Would the inclined plane of the moon's orbit relative to the plane of the planet's orbit around the sun be a complication?
Basically I'm asking whether these worlds could realistically stay nice and Earthlike without artificial intervention or whether, once the terraformers were gone, we'd be back to looking at some sort of Io-like hellhole with massive ocean tides in a geologic instant. And if the latter, what could I do to make such an arrangement more plausibly stable?
Also, suppose we had a similar scenario but the moon was smaller, more like our moon or Mercury. Would that also be stable?
Sorry if this was a little long. Thanks, it'd be a huge help if I could get an answer.
The hypothetical system is an Earthlike planet orbiting a relatively bright K class star at a distance of maybe .5-.7 AU. The planet is roughly Earth-sized and it has a very large moon, around 1/3 the mass of Earth (the idea here is that the moon would also be capable of supporting an Earthlike environment - basically this is the old Earthlike double planet concept). The moon would orbit the planet at a distance of around 40-50,000 km, with a period of around 30-35 hours, and both the planet and moon would be tidally locked to each other (like Pluto and Charon in our solar system). The planet's axis would be inclined at roughly 20-25 degrees (like Earth's) and the moon would orbit in the plane of the planet's equator. The planet would have no other natural satellites.
Now, the issue that's troubling me is tides. There would be huge tides (thousands of times ours), obviously, but since the planets are mutually tidelocked they'd be fixed so I imagine they'd only show up as a distortion in both worlds' overall shape, as generally unnoticed as the equatorial bulge on Earth. But there might also be variable tides, created by the eccentricity of the moon's orbit and any precession-type motions of the axis of the planet relative to the moon's orbital plane etc. Given how close together these worlds are even relatively small secondary variable tides could be catastrophic at the surface (oceans being raised many meters and penetrating deep inland etc.).
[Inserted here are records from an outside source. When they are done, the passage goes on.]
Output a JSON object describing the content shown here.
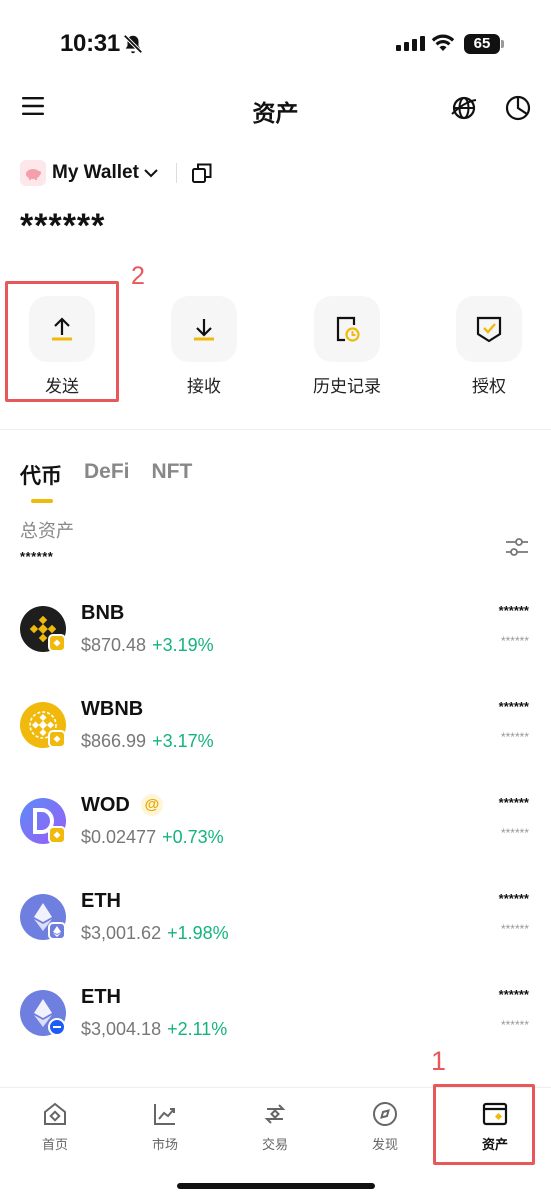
{
  "status_bar": {
    "time": "10:31",
    "battery": "65"
  },
  "header": {
    "title": "资产"
  },
  "wallet": {
    "name": "My Wallet",
    "balance": "******"
  },
  "actions": [
    {
      "label": "发送",
      "icon": "upload-icon"
    },
    {
      "label": "接收",
      "icon": "download-icon"
    },
    {
      "label": "历史记录",
      "icon": "history-icon"
    },
    {
      "label": "授权",
      "icon": "authorize-icon"
    }
  ],
  "tabs": [
    "代币",
    "DeFi",
    "NFT"
  ],
  "total": {
    "label": "总资产",
    "value": "******"
  },
  "tokens": [
    {
      "symbol": "BNB",
      "price": "$870.48",
      "change": "+3.19%",
      "amount": "******",
      "value": "******",
      "color": "#1e1e1e"
    },
    {
      "symbol": "WBNB",
      "price": "$866.99",
      "change": "+3.17%",
      "amount": "******",
      "value": "******",
      "color": "#f0b90b"
    },
    {
      "symbol": "WOD",
      "price": "$0.02477",
      "change": "+0.73%",
      "amount": "******",
      "value": "******",
      "color": "#7b6cf6",
      "badge": "@"
    },
    {
      "symbol": "ETH",
      "price": "$3,001.62",
      "change": "+1.98%",
      "amount": "******",
      "value": "******",
      "color": "#6f7fe0"
    },
    {
      "symbol": "ETH",
      "price": "$3,004.18",
      "change": "+2.11%",
      "amount": "******",
      "value": "******",
      "color": "#6f7fe0"
    }
  ],
  "nav": [
    {
      "label": "首页",
      "icon": "home-icon"
    },
    {
      "label": "市场",
      "icon": "market-chart-icon"
    },
    {
      "label": "交易",
      "icon": "trade-icon"
    },
    {
      "label": "发现",
      "icon": "discover-icon"
    },
    {
      "label": "资产",
      "icon": "assets-wallet-icon"
    }
  ],
  "annotations": {
    "one": "1",
    "two": "2"
  },
  "colors": {
    "accent": "#f0b90b",
    "positive": "#14b47f",
    "annotation": "#e8585a"
  }
}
Say the moon starts out with a very very low eccentricity, like Neptune's moon Triton. Both planets may have been terraformed at some point in the deep geologic past, so maybe the aliens adjusted the orbit or something if that's necessary to justify it. But that was long, long ago, so my concern is would such an extremely circular orbit naturally stay extremely circular? From what I've heard strong tides tend to circularize orbits, and I've read that tidal dissipation scales by radius^6 whereas the strength of the tides only scales by radius^3, so based on that I'd think the near-perfectly circular orbit would be quite stable (the two worlds would gradually draw closer together as the solar tide took angular momentum out of the arrangement but it shouldn't become much more eccentric) but my knowledge of the relevant physics is extremely limited. I'm only an aspiring science fiction writer, not a professional astronomer.
Similarly I'd imagine that the huge tidal forces involved would keep the rotational axis of both the planet and the moon very close to 90 degrees to the plane of the moon's orbit, but again I lack the knowledge to be sure.
Would the inclined plane of the moon's orbit relative to the plane of the planet's orbit around the sun be a complication?
Basically I'm asking whether these worlds could realistically stay nice and Earthlike without artificial intervention or whether, once the terraformers were gone, we'd be back to looking at some sort of Io-like hellhole with massive ocean tides in a geologic instant. And if the latter, what could I do to make such an arrangement more plausibly stable?
Also, suppose we had a similar scenario but the moon was smaller, more like our moon or Mercury. Would that also be stable?
Sorry if this was a little long. Thanks, it'd be a huge help if I could get an answer.